Still, the reality is that taking care of ourselves and those we love requires money -- to pay for health insurance, vet bills, dental cleanings, new mittens, healthy food. And having adequate money on hand for major bills -- college tuition, for instance -- takes planning. So it is especially disturbing to me to learn that for the second year in a row, there has been a decline in the number of eligible employees who are participating in their company's retirement plans.

Nevin Adams, editor-in-chief of Plan Sponsor magazine, says the average 401(k) participation rate dropped to 72.6% in this year's survey -- down 3.6% from the 2002 level.

"Frankly, we've always been troubled that 100% of eligible employees don't contribute to their company's retirement plan," says Adams, "But for those who are worried about how Americans are going to take care of themselves in retirement, it's downright scary to see the rate decline again."

I agree. Especially since "inertia" best describes how most people deal with their retirement accounts. In other words, once you stop, it's hard to get started again, meaning you could potentially miss out on years of tax-deferred savings.

The decline in 401(k) participation comes despite the fact that sponsors of these plans, i.e. employers, have tried their darndest to get employees to sign up.

According to Adams, "Plan sponsors have spent a lot of money and time to get out the message about the need to save. Many even offer some direct financial incentive, such as company matching contributions, to encourage people to do what they ought to do on their own." He admits that there is not much more that employers can do at this point. After all, folks have been hearing about this for years and yet roughly 30% who are eligible to participate still don't.

The question is, why not?

The answer may be part attitude, part economics, and part current events.

First, since "retirement" seems like such a far-off goal for many of us, we tend to put it on the back burner while we spend money on more immediate concerns such as paying the mortgage, buying groceries, and (let's face it) those "splurges" we're all prone to. People tend to organize their bills into those that are 'here and now' and those that are 'down the road.'

"Setting money aside for retirement is what you do AFTER you've paid today's' bills," says Adams. "People also tend to over-estimate how much time they have to left to make up the difference and under-estimate how much they're going to need."

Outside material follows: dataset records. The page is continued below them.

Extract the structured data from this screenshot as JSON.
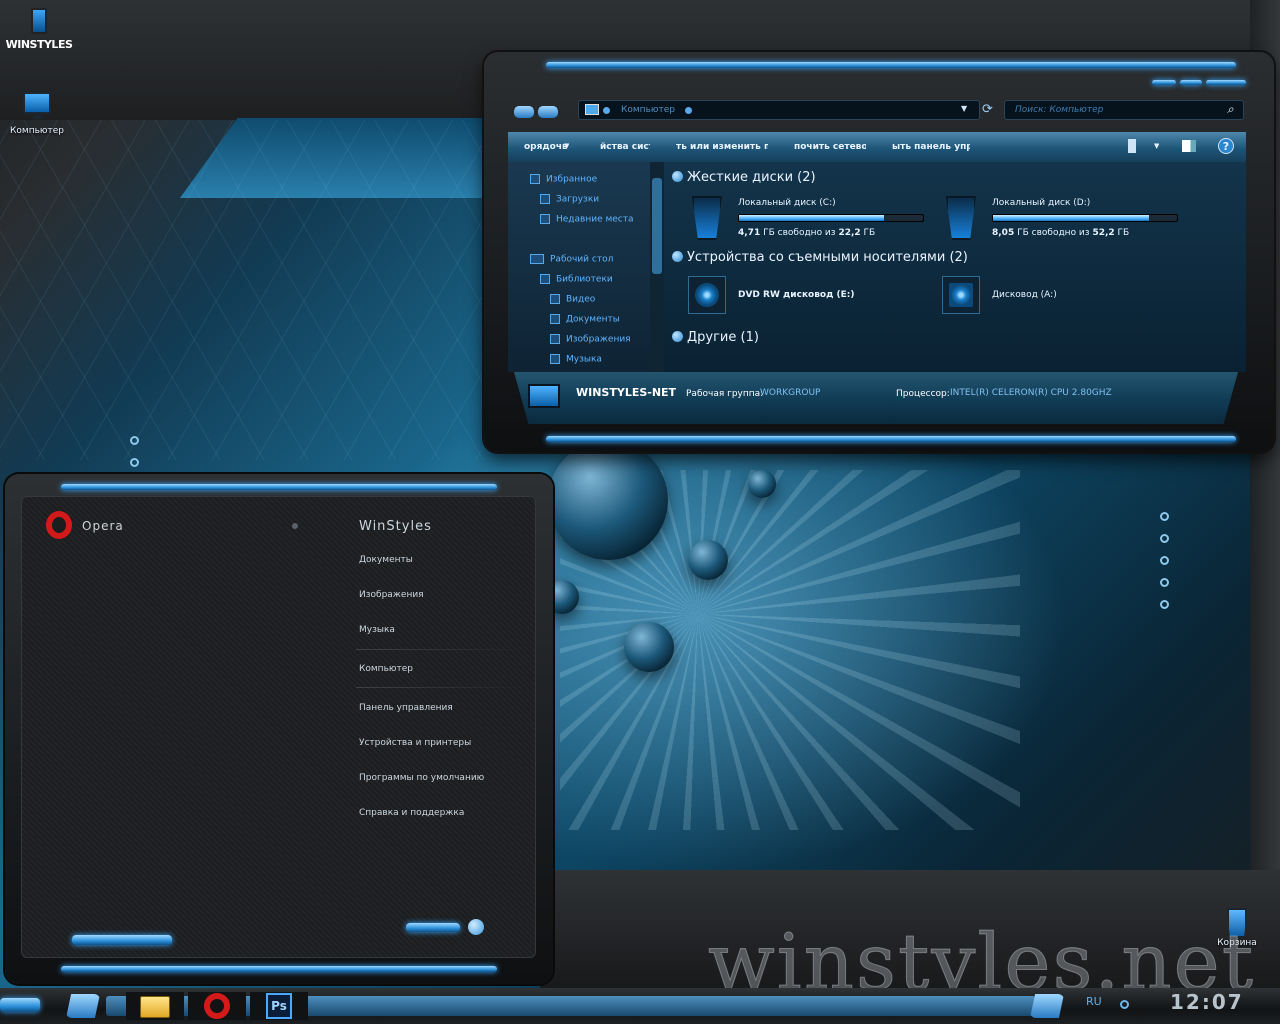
{
  "desktop": {
    "logo_text": "WINSTYLES",
    "icons": [
      {
        "label": "Компьютер",
        "icon": "computer-icon"
      },
      {
        "label": "Корзина",
        "icon": "recycle-bin-icon"
      }
    ],
    "watermark": "winstyles.net"
  },
  "explorer": {
    "address": {
      "text": "Компьютер",
      "icon": "computer-icon"
    },
    "search_placeholder": "Поиск: Компьютер",
    "toolbar": {
      "organize": "орядочь",
      "system_props": "йства систе",
      "uninstall": "ть или изменить прог",
      "map_network": "почить сетевой",
      "control_panel": "ыть панель управ"
    },
    "nav": {
      "favorites": "Избранное",
      "downloads": "Загрузки",
      "recent": "Недавние места",
      "desktop": "Рабочий стол",
      "libraries": "Библиотеки",
      "video": "Видео",
      "documents": "Документы",
      "pictures": "Изображения",
      "music": "Музыка"
    },
    "groups": {
      "hdd": "Жесткие диски (2)",
      "removable": "Устройства со съемными носителями (2)",
      "other": "Другие (1)"
    },
    "drives": [
      {
        "name": "Локальный диск (C:)",
        "free": "4,71",
        "total": "22,2",
        "unit": "ГБ",
        "free_label": "свободно из",
        "used_fraction": 0.79
      },
      {
        "name": "Локальный диск (D:)",
        "free": "8,05",
        "total": "52,2",
        "unit": "ГБ",
        "free_label": "свободно из",
        "used_fraction": 0.85
      }
    ],
    "removable": [
      {
        "name": "DVD RW дисковод (E:)"
      },
      {
        "name": "Дисковод (A:)"
      }
    ],
    "details": {
      "computer_name": "WINSTYLES-NET",
      "workgroup_label": "Рабочая группа:",
      "workgroup": "WORKGROUP",
      "cpu_label": "Процессор:",
      "cpu": "INTEL(R) CELERON(R) CPU 2.80GHZ"
    }
  },
  "start_menu": {
    "pinned_app": "Opera",
    "user": "WinStyles",
    "items": [
      "Документы",
      "Изображения",
      "Музыка",
      "Компьютер",
      "Панель управления",
      "Устройства и принтеры",
      "Программы по умолчанию",
      "Справка и поддержка"
    ]
  },
  "taskbar": {
    "apps": [
      {
        "name": "explorer",
        "icon": "folder-icon"
      },
      {
        "name": "opera",
        "icon": "opera-icon"
      },
      {
        "name": "photoshop",
        "icon": "photoshop-icon",
        "label": "Ps"
      }
    ],
    "lang": "RU",
    "time": "12:07"
  }
}
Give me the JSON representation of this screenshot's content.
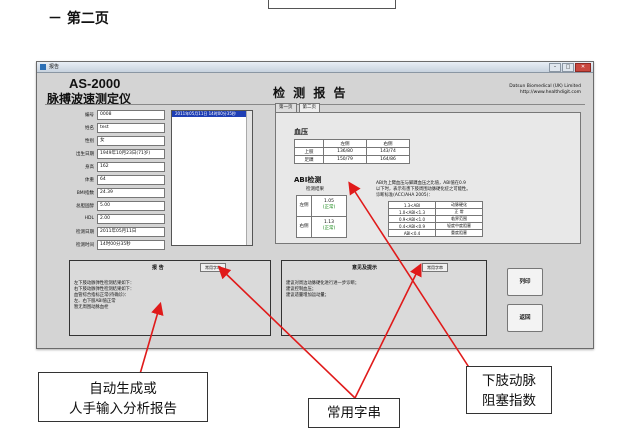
{
  "doc": {
    "heading": "－ 第二页"
  },
  "window": {
    "title": "报告",
    "model": "AS-2000",
    "device_name": "脉搏波速测定仪",
    "report_title": "检 测 报 告",
    "company": [
      "Datsun Biomedical (UK) Limited",
      "http://www.healthdigit.com"
    ],
    "controls": {
      "minimize": "–",
      "maximize": "□",
      "close": "✕"
    }
  },
  "patient_fields": [
    {
      "label": "编号",
      "value": "0008"
    },
    {
      "label": "姓名",
      "value": "test"
    },
    {
      "label": "性别",
      "value": "女"
    },
    {
      "label": "出生日期",
      "value": "1949年10月23日(71岁)"
    },
    {
      "label": "身高",
      "value": "162"
    },
    {
      "label": "体重",
      "value": "64"
    },
    {
      "label": "BMI指数",
      "value": "24.39"
    },
    {
      "label": "总胆固醇",
      "value": "5.00"
    },
    {
      "label": "HDL",
      "value": "2.00"
    },
    {
      "label": "检测日期",
      "value": "2011年05月11日"
    },
    {
      "label": "检测时间",
      "value": "14时00分35秒"
    }
  ],
  "history_list": {
    "selected": "2011年05月11日 14时00分35秒"
  },
  "tabs": [
    "第一页",
    "第二页"
  ],
  "bp": {
    "title": "血压",
    "headers": [
      "",
      "左侧",
      "右侧"
    ],
    "rows": [
      {
        "label": "上肢",
        "left": "136/80",
        "right": "143/74"
      },
      {
        "label": "足踝",
        "left": "150/79",
        "right": "164/86"
      }
    ]
  },
  "abi": {
    "title": "ABI检测",
    "subtitle": "检测结果",
    "left_label": "左侧",
    "left_value": "1.05",
    "left_status": "(正常)",
    "right_label": "右侧",
    "right_value": "1.13",
    "right_status": "(正常)",
    "note": [
      "ABI为上臂血压与脚踝血压之比值，ABI值在0.9",
      "以下时，表示有患下肢周围动脉硬化症之可能性。",
      "诊断标准(ACC/AHA 2005)："
    ],
    "reference": [
      {
        "range": "1.3<ABI",
        "meaning": "动脉硬化"
      },
      {
        "range": "1.0<ABI<1.3",
        "meaning": "正 常"
      },
      {
        "range": "0.9<ABI<1.0",
        "meaning": "临界范围"
      },
      {
        "range": "0.4<ABI<0.9",
        "meaning": "轻度中度阻塞"
      },
      {
        "range": "ABI<0.4",
        "meaning": "重度阻塞"
      }
    ]
  },
  "report_box": {
    "title": "报 告",
    "button": "常用字串",
    "lines": [
      "左下肢动脉弹性检测结果如下：",
      "右下肢动脉弹性检测结果如下：",
      "血管综合指标正常(待确诊)：",
      "左、右下肢ABI值正常",
      "暂无周围动脉血栓"
    ]
  },
  "suggestion_box": {
    "title": "意见及提示",
    "button": "常用字串",
    "lines": [
      "建议对周边动脉硬化进行进一步诊断；",
      "建议控制血压；",
      "建议适量增加运动量；"
    ]
  },
  "side_buttons": {
    "print": "列印",
    "back": "返回"
  },
  "callouts": {
    "report": [
      "自动生成或",
      "人手输入分析报告"
    ],
    "strings": "常用字串",
    "abi": [
      "下肢动脉",
      "阻塞指数"
    ]
  },
  "colors": {
    "arrow": "#e01a1a",
    "window_bg": "#d4d4d4",
    "list_selection": "#1f3fb5",
    "status_green": "#1a8a1a"
  }
}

In other words, if saving for retirement is something you pan to get around to "one of these days," you could very well find out that it's too late. That's why you need to built it into your budget as a mandatory monthly expense, as opposed to considering it one that's optional.

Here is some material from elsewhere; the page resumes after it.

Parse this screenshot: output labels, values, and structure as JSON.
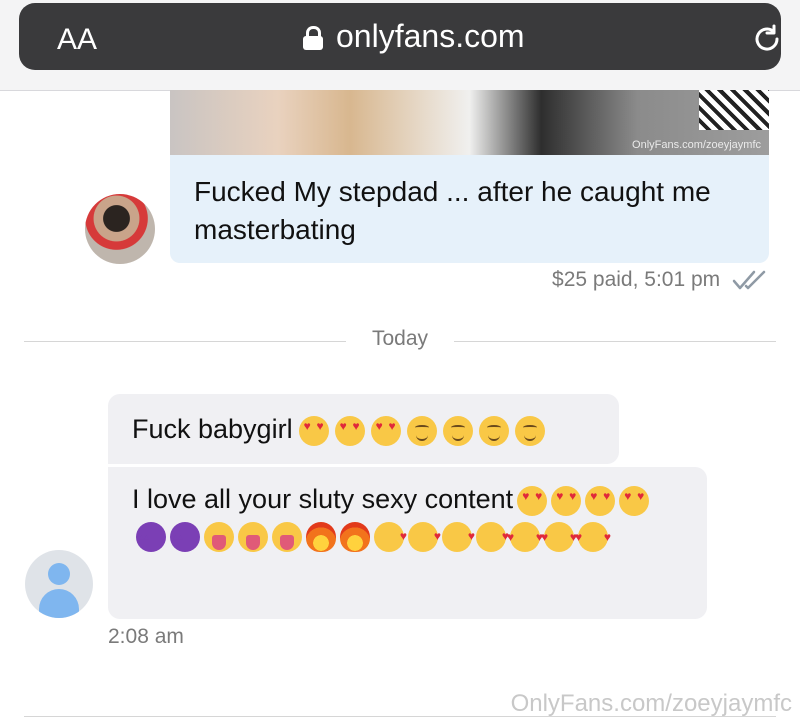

As for the economic factors, you can probably think of a few which are competing for your dollars: higher gasoline prices, having to pick up more of the tab for your health insurance premium.

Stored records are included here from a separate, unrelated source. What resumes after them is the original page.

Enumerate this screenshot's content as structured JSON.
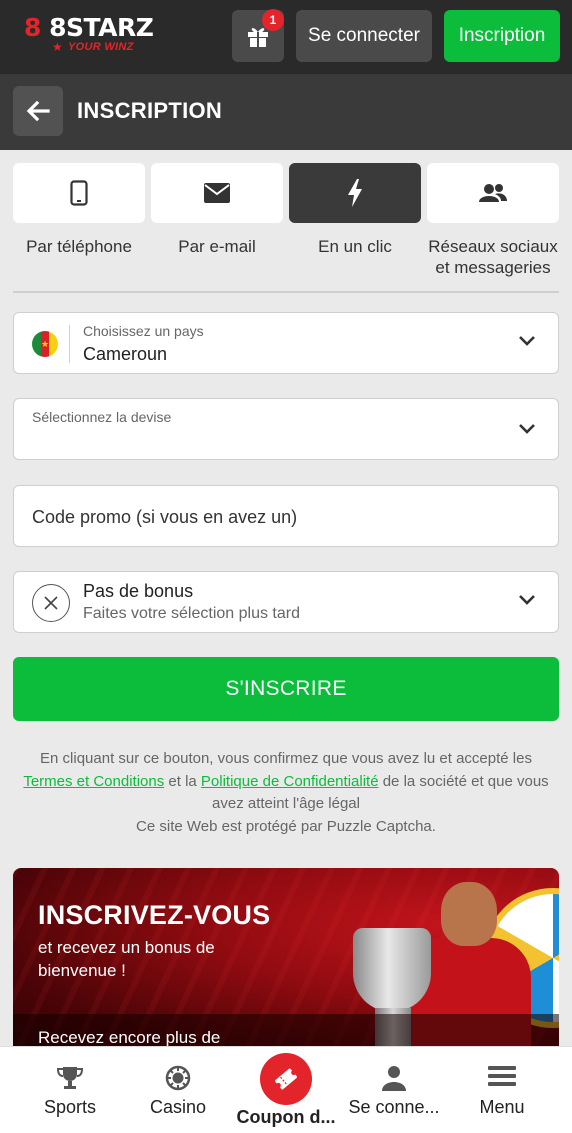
{
  "header": {
    "logo_main": "8 8STARZ",
    "logo_tagline": "YOUR WINZ",
    "gift_badge": "1",
    "login_label": "Se connecter",
    "register_label": "Inscription"
  },
  "titlebar": {
    "title": "INSCRIPTION"
  },
  "methods": [
    {
      "label": "Par téléphone",
      "icon": "phone-icon",
      "active": false
    },
    {
      "label": "Par e-mail",
      "icon": "envelope-icon",
      "active": false
    },
    {
      "label": "En un clic",
      "icon": "lightning-icon",
      "active": true
    },
    {
      "label": "Réseaux sociaux et messageries",
      "icon": "users-icon",
      "active": false
    }
  ],
  "form": {
    "country_label": "Choisissez un pays",
    "country_value": "Cameroun",
    "currency_label": "Sélectionnez la devise",
    "promo_placeholder": "Code promo (si vous en avez un)",
    "bonus_title": "Pas de bonus",
    "bonus_sub": "Faites votre sélection plus tard",
    "submit_label": "S'INSCRIRE"
  },
  "terms": {
    "part1": "En cliquant sur ce bouton, vous confirmez que vous avez lu et accepté les",
    "terms_link": "Termes et Conditions",
    "part2": "et la",
    "privacy_link": "Politique de Confidentialité",
    "part3": "de la société et que vous avez atteint l'âge légal",
    "captcha": "Ce site Web est protégé par Puzzle Captcha."
  },
  "banner": {
    "title": "INSCRIVEZ-VOUS",
    "subtitle": "et recevez un bonus de bienvenue !",
    "more": "Recevez encore plus de"
  },
  "bottom_nav": [
    {
      "label": "Sports",
      "icon": "trophy-icon"
    },
    {
      "label": "Casino",
      "icon": "casino-chip-icon"
    },
    {
      "label": "Coupon d...",
      "icon": "ticket-icon"
    },
    {
      "label": "Se conne...",
      "icon": "user-icon"
    },
    {
      "label": "Menu",
      "icon": "menu-icon"
    }
  ],
  "colors": {
    "brand_green": "#0bbd3b",
    "brand_red": "#e4242b",
    "header_bg": "#2a2a2a"
  }
}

And let's not forget good, old-fashioned fear, in light of what occurred in the stock market from early 2000 through spring of this year. Although investors have regularly been reminded that the financial markets go down as well as up, back in the late 1990s it was hard to believe it could happen. Or that the sell-off in the stock market could be as steep or as long-lasting as it was. The second worst, actually, in history. After that kind of an experience, it's hard to believe stocks could ever go up again.

But if you were brave enough to open your June quarterly statement, you undoubtedly breathed a sigh of relief. Adams predicts, "A lot of people are going to get their December statement and feel like they just received a Christmas bonus."

Unless, of course, you're among those who stopped participating in your company's retirement plan. "People who stayed with it are almost assuredly better off than those didn't," says Adams. That's because in those especially dark days of 2001 and 2002, your contributions were accumulating shares of the stock mutual funds in your 401(k) at a faster rate, since the share prices had declined to bargain levels. Now that you own so many more shares than you used to, even a modest increase in stock prices can translate into a significant jump in your account value.

So, my friends, enjoy the holiday season. Remember our troops and the sacrifices they are making on a daily basis so that we at home can continue to watch football games, break bread with our loved ones, shop, worship, and work in relative security. And for your own financial security, think about making a bigger commitment to your company's retirement plan next year. If you know of an employee who does not participate, help him/her to understand the benefits.